The three boys all grabbed their “phones” (Seth and Cooper’s are not really phones, only gaming devices, but we call them phones because they think it sounds cool) and sat in Dad’s chair. They all have a game called Minecraft where they can play together at the same time. This is a game where you build a house, garden, cave etc., and you mine for gold and other resources. They strategize together and discuss what they can build and how. They sat in that chair together for at least an hour of harmonious play time.
The next day they gathered in Justin’s room to play again. I could hear them talking about their “resources” and how they can acquire more. It was fun to eavesdrop on their conversation and debates about all the ideas for their virtual world. They even continued to exchange ideas at the dinner table that night, long after the games were put away.

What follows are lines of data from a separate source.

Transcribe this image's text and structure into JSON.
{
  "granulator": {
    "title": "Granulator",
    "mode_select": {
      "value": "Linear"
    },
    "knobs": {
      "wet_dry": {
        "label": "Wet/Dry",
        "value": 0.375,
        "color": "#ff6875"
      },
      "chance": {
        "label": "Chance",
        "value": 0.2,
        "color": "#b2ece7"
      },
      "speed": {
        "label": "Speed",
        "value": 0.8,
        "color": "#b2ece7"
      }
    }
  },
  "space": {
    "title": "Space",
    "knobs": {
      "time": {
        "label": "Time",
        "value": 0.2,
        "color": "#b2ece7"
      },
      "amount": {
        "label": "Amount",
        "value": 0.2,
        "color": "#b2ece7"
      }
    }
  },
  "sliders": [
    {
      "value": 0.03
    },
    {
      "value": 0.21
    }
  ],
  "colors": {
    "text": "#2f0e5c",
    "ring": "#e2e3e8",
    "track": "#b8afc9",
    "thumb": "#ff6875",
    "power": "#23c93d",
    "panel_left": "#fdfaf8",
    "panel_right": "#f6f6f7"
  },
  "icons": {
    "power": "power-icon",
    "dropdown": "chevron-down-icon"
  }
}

I just want to take a moment to point out, I don’t know why they put all those throw blankets from the basement on Justin’s bed. His comforter is the nice, plaid comforter peeking out from under those layers. I would hate for you to think I am making my teenage son have a leopard print blanket as his bedding. Okay, I can go on now. Thank you for indulging me.
I love seeing them just hanging out together. And oddly, technology is making that happen. It is giving them the common interest despite their age differences they need to spend time together by their own choosing.
The other benefit Dad and I have found with all this technology is that they want it. And we are not paying for it. Therefore, to get it, they must buy it themselves. They have learned to save and earn to pay for what they want. They have saved birthday and Christmas money from grandparents and asked for extra jobs around the house to earn money. At the time of their birthdays, I give them the option of having a party or taking half the money I would have spent on the party as their gift. Cooper’s birthday was last month and he chose the money. Between birthday money and Christmas money, he had enough to purchase his phone.
I know the cons to all this technology are real. We have to continue to learn how to handle it appropriately, monitor what they have access to, and limit the time spent playing with it. It is the world we live in today, and we have to learn as parents how to best find the appropriate balance.
The challenge is finding the creative ways to make more positives than negatives.
How do you handle the issue of technology with your children?